In my heart, I long for the pine trees of Baguio, the way the pine needles glistened in the bright sun. I miss the Christmas feeling of early morning Simbang Gabi at the Pink Sisters. I miss the flute like voices of a particular Christmas record sung by French nuns. Their particular perfection was “Bring a Torch, Jeanette Isabella”. I miss my beloved classmates and our fun caroling sessions, I miss my Concert Chorus friends and the memories of caroling in the lobbies of those 5 star hotels in Manila. I miss the moment of consecration at Midnight Mass and how the choir would sing, “Joy to the World”.
I miss the noisy Christmases with my brothers and sisters and cousins and the bright sunshine of the tropical lowlands, and the bright crisp light of the Baguio cloud forests. Christmas is loud in the Philippines, a contrast to the quiet, sedate New England Christmas with white candles in the windows.
This Christmas I went on a hunt for Queso de Bola, the sharp, almost crumbly cheese that appeared on my lola’s table at Christmas, along with a salty Chinese ham and myriad confections presented in bright red and yellow cellophane. I was a tiny child when I was first introduced to queso de bola, ensaimada, lechon, flan, and jamon.
I noticed a few years ago that the classic queso de bola was lost in translation here in the States. What was being sold at Christmas was a mild edam cheese, round and coated in wax.
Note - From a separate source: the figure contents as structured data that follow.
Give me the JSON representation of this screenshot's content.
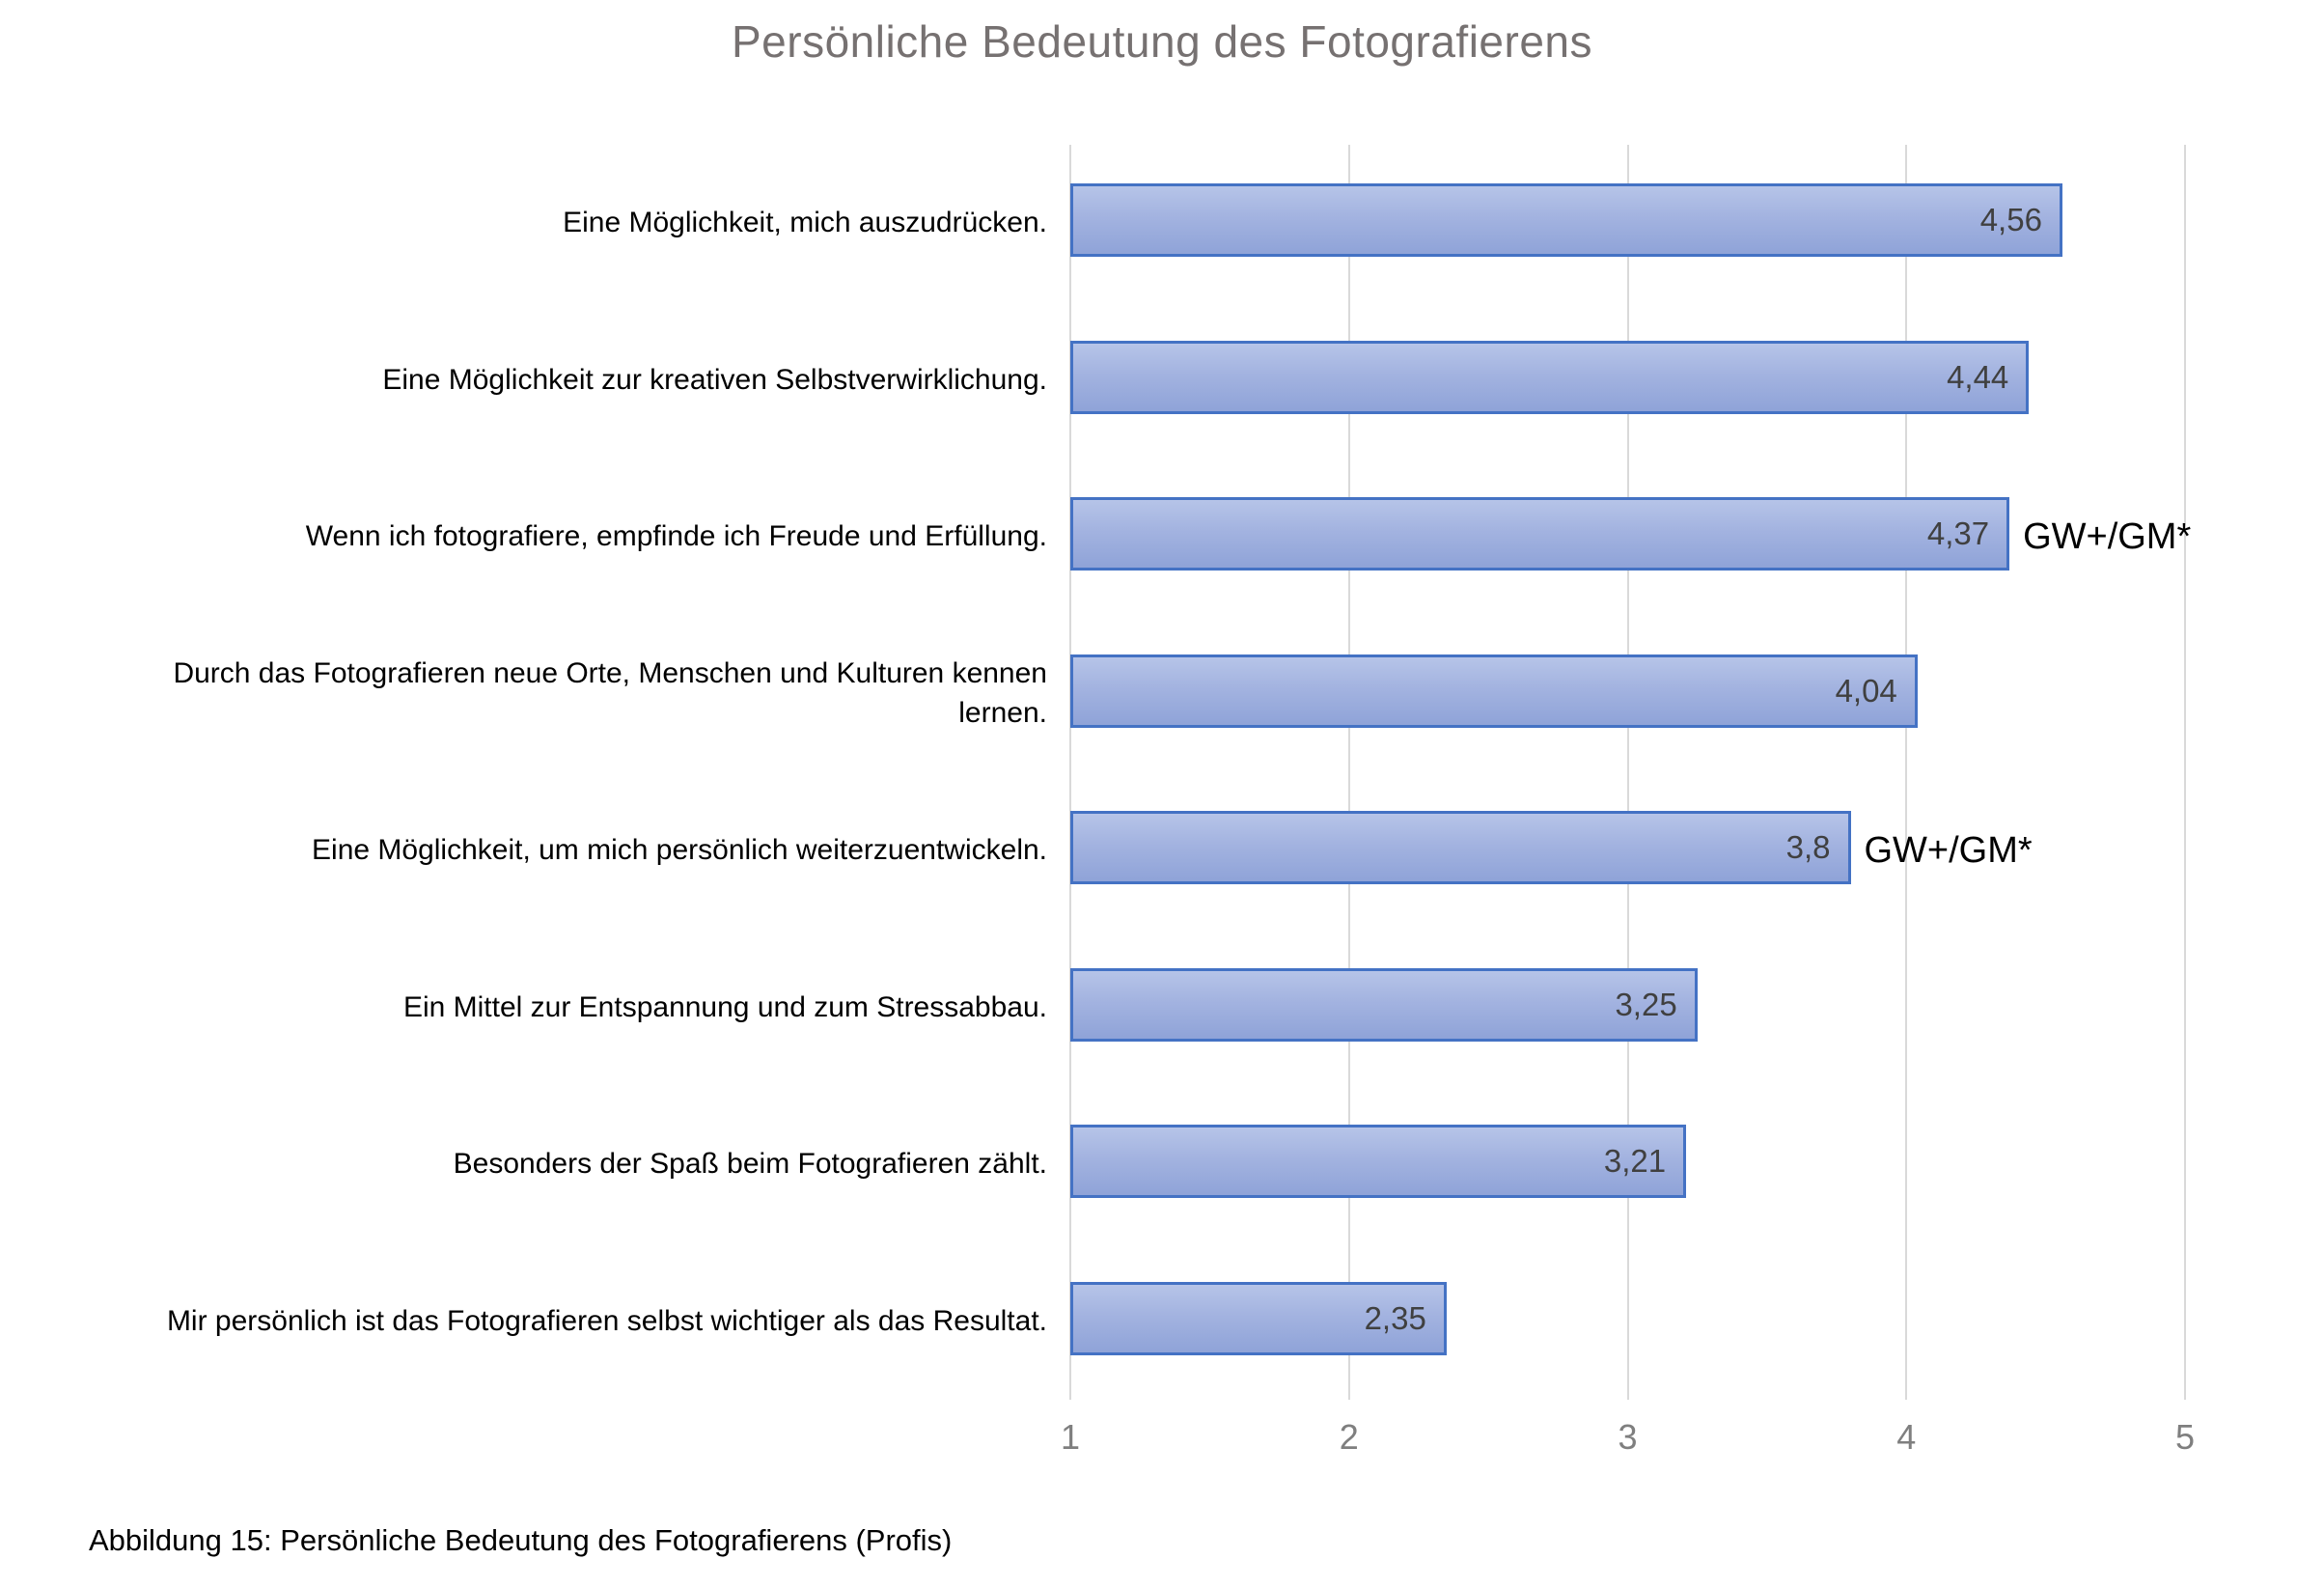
{
  "title": "Persönliche Bedeutung des Fotografierens",
  "caption": "Abbildung 15: Persönliche Bedeutung des Fotografierens (Profis)",
  "chart_data": {
    "type": "bar",
    "orientation": "horizontal",
    "title": "Persönliche Bedeutung des Fotografierens",
    "categories": [
      "Eine Möglichkeit, mich auszudrücken.",
      "Eine Möglichkeit zur kreativen Selbstverwirklichung.",
      "Wenn ich fotografiere, empfinde ich Freude und Erfüllung.",
      "Durch das Fotografieren neue Orte, Menschen und Kulturen kennen lernen.",
      "Eine Möglichkeit, um mich persönlich weiterzuentwickeln.",
      "Ein Mittel zur Entspannung und zum Stressabbau.",
      "Besonders der Spaß beim Fotografieren zählt.",
      "Mir persönlich ist das Fotografieren selbst wichtiger als das Resultat."
    ],
    "values": [
      4.56,
      4.44,
      4.37,
      4.04,
      3.8,
      3.25,
      3.21,
      2.35
    ],
    "value_labels": [
      "4,56",
      "4,44",
      "4,37",
      "4,04",
      "3,8",
      "3,25",
      "3,21",
      "2,35"
    ],
    "annotations": [
      "",
      "",
      "GW+/GM*",
      "",
      "GW+/GM*",
      "",
      "",
      ""
    ],
    "xlim": [
      1,
      5
    ],
    "x_ticks": [
      "1",
      "2",
      "3",
      "4",
      "5"
    ],
    "grid": "vertical-major",
    "legend": "none",
    "colors": {
      "bar_fill_top": "#b6c4e8",
      "bar_fill_bottom": "#8fa3d8",
      "bar_border": "#4472c4",
      "gridline": "#d9d9d9",
      "title_text": "#767171",
      "axis_text": "#7f7f7f",
      "value_text": "#404040",
      "label_text": "#000000"
    }
  }
}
As Christmas approached this need for Queso de Bola began to assert itself. I went for a hunt in New Bedford’s Portuguese markets, hoping that the shared international history of this old colonial power in the Far East (the spice trade, the colonies of Macau, Goa, and Timor) might have provided a queso de bola tradition. The same shared history had provided us with ensaimada and bacalau.
There were, indeed, quesos de bola everywhere we went. But they were not sharp or hard. Finally, in the last store, I shared my plight and the shopkeeper thoughfully disappeared into the back and came out with a large wheel of cheese. He said, “Sharp and Hard.” The cheese is called, “San Jorge” and is from the Azorean Islands. I ate a sliver. Home. That was the taste. We bought two pounds and brought it home. We also brought home perfect little flans.
My kids loved the extremely noisy California Christmases with uncles and aunties and cousins and running around outside and then going to the beach for a big walk. That is what they remember. In the midst of all this nostalgia for things past, I realize that this New Bedford will be their memory too, so great effort are made to be jolly. We string the house up with colored lights, play Christmas carols day and night. It isn’t easy, being part of the diaspora. One makes it up as one goes along; grabbing from what is available to come up with something that resembles what is missing from far away.
On Christmas Day, we have a Filipino breakfast. Ensaimada, pan de sal, longanisa and tapa for the carnivores. We have otap, pastillas de leche. We hang the parol that my family in Manila sent us. These are little tastes of the Philippines. These small treats have shaped the childhood of my kids and filled them with fond associations for the Perla del Mar de Oriente.